Katja Elina Kallio (born 17 September 1968) is a Finnish novelist, screenwriter, and columnist. She is the author of seven novels and three short prose collections.

==Early life==
Katja Kallio was born on 17 September 1968, in Turku.

==Career==
Kallio has written seven novels, two of which have been turned into Finnish feature films.

Her novels include, Kuutamolla in 2000, Sooloilua in 2002, Karilla in 2008, Syntikirja in 2009, Säkenöivät hetket in 2013, Yön kantaja in 2017, and Tämä läpinäkyvä sydän in 2021.

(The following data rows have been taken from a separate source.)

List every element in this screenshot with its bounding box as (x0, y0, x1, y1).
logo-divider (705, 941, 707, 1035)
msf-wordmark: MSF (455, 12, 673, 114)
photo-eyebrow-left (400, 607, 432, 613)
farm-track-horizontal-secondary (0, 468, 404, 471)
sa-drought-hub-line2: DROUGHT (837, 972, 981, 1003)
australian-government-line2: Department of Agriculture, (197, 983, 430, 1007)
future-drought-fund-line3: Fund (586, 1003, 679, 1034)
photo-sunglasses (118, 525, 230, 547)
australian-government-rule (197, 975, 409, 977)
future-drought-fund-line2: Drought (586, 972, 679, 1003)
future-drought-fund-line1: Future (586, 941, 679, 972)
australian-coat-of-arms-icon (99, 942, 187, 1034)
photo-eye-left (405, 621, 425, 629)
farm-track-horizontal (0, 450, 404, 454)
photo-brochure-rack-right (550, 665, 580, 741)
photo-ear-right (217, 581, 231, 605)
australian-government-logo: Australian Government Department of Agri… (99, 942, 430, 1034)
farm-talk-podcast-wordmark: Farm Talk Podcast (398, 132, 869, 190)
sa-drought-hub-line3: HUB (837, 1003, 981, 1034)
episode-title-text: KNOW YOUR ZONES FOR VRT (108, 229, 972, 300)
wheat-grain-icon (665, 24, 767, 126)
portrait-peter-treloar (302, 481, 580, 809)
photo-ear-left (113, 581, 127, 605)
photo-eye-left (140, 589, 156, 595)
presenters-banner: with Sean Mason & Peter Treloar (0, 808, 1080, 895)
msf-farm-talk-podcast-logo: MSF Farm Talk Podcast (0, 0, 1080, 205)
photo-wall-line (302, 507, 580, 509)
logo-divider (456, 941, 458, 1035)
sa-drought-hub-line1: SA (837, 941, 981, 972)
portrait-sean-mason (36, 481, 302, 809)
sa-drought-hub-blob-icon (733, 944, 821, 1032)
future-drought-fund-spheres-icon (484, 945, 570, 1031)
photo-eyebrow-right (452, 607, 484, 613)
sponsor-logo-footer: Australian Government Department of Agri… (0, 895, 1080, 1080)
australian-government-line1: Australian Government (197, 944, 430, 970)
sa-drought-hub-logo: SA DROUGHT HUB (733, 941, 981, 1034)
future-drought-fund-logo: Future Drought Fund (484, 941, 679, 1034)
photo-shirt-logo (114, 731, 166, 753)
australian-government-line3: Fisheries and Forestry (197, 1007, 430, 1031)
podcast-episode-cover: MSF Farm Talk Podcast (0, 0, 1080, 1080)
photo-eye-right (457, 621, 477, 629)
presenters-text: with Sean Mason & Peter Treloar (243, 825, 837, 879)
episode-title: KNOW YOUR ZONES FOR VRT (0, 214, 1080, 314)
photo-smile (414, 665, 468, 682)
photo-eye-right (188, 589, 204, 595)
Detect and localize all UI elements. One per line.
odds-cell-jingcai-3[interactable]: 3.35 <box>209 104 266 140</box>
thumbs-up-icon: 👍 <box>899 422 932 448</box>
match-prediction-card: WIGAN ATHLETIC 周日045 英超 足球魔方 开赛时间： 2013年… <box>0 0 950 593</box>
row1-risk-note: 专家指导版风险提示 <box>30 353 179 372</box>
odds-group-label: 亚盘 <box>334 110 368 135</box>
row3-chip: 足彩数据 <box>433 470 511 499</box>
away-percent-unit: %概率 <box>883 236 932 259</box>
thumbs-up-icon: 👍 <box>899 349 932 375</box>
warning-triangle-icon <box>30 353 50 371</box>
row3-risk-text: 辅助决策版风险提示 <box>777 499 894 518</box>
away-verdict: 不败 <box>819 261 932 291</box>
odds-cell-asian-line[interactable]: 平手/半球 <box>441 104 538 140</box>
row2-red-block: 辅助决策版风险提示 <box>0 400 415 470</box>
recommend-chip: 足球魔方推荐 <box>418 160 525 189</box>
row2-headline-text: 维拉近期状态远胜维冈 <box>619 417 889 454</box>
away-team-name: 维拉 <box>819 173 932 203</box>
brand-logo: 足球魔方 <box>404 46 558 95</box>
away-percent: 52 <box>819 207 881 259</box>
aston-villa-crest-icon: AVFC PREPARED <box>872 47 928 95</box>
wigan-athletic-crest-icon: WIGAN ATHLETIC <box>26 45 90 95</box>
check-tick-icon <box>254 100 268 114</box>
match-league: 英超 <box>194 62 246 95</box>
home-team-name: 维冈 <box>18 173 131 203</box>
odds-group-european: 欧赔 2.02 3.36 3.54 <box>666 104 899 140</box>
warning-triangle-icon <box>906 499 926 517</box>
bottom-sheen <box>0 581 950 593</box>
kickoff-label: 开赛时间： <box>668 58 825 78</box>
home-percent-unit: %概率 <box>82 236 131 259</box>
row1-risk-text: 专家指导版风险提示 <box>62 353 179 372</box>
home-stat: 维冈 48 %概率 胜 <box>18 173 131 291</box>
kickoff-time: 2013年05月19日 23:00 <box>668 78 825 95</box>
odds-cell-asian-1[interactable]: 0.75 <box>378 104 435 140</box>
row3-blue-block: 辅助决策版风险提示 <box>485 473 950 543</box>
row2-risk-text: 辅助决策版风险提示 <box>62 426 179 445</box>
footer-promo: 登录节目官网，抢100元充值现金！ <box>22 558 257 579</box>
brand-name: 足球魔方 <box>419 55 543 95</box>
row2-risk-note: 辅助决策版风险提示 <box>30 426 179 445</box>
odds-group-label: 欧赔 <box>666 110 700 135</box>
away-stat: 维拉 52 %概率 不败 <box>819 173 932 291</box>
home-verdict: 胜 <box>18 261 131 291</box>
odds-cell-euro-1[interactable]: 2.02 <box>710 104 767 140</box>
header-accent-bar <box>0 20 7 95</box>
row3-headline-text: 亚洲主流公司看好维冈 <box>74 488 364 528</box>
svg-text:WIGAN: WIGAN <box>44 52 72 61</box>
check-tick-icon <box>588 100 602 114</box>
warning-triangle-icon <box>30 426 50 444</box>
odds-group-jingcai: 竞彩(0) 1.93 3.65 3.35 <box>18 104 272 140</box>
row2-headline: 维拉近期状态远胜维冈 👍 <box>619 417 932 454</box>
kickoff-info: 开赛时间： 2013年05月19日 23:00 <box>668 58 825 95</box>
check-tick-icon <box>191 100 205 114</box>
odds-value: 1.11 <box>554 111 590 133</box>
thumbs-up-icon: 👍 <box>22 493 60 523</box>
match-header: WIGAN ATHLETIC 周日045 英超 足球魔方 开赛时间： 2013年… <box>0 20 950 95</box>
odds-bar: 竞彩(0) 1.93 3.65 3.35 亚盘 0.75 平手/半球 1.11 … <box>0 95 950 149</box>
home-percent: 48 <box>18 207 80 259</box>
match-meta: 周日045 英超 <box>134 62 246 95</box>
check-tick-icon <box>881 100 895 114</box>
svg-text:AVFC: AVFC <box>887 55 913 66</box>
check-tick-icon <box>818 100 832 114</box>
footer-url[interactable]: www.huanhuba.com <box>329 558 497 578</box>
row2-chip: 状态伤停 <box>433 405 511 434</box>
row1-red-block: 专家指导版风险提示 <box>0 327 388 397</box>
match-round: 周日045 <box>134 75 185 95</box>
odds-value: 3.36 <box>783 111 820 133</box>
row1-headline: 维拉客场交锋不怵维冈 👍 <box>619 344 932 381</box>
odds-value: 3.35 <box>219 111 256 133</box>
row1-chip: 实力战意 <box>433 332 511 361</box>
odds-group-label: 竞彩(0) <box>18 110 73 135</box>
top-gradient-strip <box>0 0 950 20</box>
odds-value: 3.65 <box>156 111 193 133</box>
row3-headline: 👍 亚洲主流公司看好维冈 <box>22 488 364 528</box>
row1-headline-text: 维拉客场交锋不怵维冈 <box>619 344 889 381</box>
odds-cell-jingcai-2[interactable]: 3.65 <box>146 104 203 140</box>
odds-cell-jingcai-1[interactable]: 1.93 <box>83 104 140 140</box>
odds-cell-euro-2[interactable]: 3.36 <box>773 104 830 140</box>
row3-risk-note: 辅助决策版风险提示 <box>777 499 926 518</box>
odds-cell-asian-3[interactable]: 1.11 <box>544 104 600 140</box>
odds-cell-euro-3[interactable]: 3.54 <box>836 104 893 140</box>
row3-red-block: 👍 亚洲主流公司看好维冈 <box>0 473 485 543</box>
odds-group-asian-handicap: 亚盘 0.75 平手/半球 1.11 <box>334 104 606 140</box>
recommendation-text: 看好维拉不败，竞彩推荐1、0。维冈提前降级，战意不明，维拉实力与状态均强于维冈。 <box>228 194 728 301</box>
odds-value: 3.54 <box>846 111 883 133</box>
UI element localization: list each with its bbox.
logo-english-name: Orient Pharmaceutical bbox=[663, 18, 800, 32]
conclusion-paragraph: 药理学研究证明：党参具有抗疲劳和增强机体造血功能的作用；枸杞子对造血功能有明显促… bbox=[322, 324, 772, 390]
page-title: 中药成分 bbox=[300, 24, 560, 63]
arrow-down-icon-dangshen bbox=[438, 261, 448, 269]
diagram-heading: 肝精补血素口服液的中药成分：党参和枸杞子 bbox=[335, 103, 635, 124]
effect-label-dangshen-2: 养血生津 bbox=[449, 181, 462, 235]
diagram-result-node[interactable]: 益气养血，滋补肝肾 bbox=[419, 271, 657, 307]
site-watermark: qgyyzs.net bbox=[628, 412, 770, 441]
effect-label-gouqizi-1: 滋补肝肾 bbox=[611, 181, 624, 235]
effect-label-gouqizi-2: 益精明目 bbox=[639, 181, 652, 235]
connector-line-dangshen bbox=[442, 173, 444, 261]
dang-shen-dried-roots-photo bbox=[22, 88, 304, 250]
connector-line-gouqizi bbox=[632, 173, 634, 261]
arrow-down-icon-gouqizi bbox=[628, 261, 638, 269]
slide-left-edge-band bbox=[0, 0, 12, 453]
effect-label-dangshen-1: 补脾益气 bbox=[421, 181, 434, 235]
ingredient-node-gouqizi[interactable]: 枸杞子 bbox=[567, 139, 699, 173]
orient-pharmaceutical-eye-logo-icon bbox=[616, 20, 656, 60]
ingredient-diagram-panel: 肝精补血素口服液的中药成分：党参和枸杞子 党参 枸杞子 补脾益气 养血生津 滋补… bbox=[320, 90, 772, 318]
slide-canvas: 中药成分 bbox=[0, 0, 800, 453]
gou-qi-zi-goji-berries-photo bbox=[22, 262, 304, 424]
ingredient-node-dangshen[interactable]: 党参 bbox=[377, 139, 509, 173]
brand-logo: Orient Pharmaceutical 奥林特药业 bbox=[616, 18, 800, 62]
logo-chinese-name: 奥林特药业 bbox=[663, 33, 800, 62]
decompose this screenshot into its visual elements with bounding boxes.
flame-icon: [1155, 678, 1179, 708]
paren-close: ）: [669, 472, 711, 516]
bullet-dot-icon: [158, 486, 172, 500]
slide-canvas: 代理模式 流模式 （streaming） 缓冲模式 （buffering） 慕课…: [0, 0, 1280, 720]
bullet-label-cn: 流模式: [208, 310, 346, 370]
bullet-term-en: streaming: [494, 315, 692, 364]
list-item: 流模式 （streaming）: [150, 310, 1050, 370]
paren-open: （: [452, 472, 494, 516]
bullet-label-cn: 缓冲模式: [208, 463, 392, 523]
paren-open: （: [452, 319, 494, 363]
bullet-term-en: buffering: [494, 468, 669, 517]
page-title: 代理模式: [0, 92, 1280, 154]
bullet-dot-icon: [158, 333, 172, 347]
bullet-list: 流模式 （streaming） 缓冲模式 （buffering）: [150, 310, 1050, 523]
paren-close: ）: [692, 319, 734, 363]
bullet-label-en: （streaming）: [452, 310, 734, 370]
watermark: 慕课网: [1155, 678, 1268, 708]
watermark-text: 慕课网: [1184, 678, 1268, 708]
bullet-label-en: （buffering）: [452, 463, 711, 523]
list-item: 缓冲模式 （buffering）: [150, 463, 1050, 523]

In 2002, her novel Kuutamolla was made into a film, Lovers & Leavers, for which she was the screenwriter. It was directed by Aku Louhimies, and starred Minna Haapkylä, Anna-Leena Härkönen, and Laura Malmivaara.

In 2007, Sooloilua (Playing Solo) was released as a film, directed by Lauri Nurkse, and starring Saija Lentonen, Kari-Pekka Toivonen, and Kristiina Elstelä, with Kallio again being the screenwriter.

In 2010, If You Love (Jos rakastat) was released, based on an original idea by Jarkko Hentula, and with the screenplay written by Kallio.

==Personal life==
In 1994, Kallio married Asko Kallonen, who works in music industry. They have two children, and live in Helsinki.